The night – The night is dark,
really dark. As I leave the brightly lit lab and step out into the hot night
air, I am immediately plunged into black darkness. Then I step forward and the
motion sensor triggers the overhead lamp to turn on. Now I can see the path back
to my house. The light goes out after a minute and I am back in black darkness
one again. I need to get into the habit of carrying my flashlight with me.
The sounds – Crickets chirp all
night long. It is a continual drone interrupted only by the periodic barking of
dogs (there seems to be lots of dogs around). The steady whine of some
electrical generator close by joins the night sounds. There always seems to be
the sounds of motors running somewhere, day and night. I hear the sound of
children singing in the distance. Maybe it is the children from the orphanage. Or maybe it is an evening Bible class.

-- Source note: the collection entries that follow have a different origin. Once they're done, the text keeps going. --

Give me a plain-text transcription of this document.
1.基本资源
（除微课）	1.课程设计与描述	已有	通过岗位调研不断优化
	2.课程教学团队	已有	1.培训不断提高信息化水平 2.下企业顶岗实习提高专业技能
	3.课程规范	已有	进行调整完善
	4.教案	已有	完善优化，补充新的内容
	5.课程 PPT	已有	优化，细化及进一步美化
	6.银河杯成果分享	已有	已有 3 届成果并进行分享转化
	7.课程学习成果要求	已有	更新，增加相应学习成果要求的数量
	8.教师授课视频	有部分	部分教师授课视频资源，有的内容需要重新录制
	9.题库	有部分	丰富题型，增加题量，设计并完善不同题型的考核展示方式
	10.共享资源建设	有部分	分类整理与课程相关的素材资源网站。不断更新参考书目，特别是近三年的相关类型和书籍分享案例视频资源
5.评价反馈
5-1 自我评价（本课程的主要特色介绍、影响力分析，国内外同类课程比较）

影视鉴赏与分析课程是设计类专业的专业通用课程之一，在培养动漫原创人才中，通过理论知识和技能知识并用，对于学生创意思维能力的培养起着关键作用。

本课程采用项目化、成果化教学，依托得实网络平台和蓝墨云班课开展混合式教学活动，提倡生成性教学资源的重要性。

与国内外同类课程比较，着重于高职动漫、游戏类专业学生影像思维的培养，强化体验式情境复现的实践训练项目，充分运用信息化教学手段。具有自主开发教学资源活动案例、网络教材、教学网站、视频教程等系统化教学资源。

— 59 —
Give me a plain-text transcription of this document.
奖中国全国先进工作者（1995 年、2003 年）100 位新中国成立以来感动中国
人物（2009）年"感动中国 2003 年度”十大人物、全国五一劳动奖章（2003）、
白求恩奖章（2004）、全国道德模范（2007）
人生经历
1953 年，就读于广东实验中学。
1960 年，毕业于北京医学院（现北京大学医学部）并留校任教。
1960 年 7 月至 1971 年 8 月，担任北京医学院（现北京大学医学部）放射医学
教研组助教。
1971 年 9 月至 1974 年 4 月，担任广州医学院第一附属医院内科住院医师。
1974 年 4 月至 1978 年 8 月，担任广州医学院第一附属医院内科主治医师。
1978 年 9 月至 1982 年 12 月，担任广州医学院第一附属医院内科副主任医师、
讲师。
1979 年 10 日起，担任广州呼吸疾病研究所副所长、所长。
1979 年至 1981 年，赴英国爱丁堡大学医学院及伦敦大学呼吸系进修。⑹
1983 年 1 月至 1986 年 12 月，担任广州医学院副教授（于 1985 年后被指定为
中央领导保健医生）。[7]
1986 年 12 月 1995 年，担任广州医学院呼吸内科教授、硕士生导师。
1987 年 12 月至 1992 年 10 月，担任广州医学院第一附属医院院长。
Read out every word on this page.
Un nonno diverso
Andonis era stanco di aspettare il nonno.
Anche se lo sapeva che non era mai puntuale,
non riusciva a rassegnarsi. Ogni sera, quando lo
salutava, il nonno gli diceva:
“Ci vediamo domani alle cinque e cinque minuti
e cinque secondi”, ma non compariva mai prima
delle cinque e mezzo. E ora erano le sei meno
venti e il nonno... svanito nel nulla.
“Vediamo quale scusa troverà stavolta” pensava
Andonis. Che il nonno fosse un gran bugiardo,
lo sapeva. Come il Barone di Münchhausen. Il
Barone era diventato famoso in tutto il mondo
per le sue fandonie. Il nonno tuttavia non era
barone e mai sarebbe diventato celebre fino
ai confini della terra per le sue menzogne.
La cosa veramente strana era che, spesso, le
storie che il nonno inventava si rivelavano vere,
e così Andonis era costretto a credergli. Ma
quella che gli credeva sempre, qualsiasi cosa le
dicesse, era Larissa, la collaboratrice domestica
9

The smells – The dining hall smells
faintly of cinnamon. Tonight there is lasagna for dinner and cinnamon rolls for
dessert. After dinner, the odors of the meal fade away. I walk over to the lab and the dinner
smells are replaced by the familiar smells of a microbiology lab. The smell of
growing bacteria is the same no matter where the lab is. The smell is dependent
only on the bacteria that are growing. I will find out later that one of the
samples growing tonight is Shigella sonnei. I leave the lab and I pick up the
smell of wood burning. Someone is making charcoal somewhere. Or maybe they are
just cooking their evening meal.
The heat – The nights are hot. I go
to bed at 8 pm. I was up at 2:30 am today to catch my flight from BWI to MIA to
PAP, so I am exhausted. It has
been a long, hot day. There is a ceiling fan in my bedroom but I do not turn it
on. I keep thinking about the opening sequence in “Apocalypse Now” where Martin
Sheen is laying on a bed in a hotel room in Saigon sweating profusely while the
ceiling fan revolves to the slow whooshing sounds of helicopter blades. There
is a mosquito in my room. It bites me on the feet and legs several times before
I decide to turn on the light and track it down. The mosquito lands on the bed.
Splat! Nailed it! My hand has a small speck of my own blood from the crushed
carrier of so many diseases. I just hope this one was not carrying anything. I
spray on some Deet and I sleep better, despite the heat.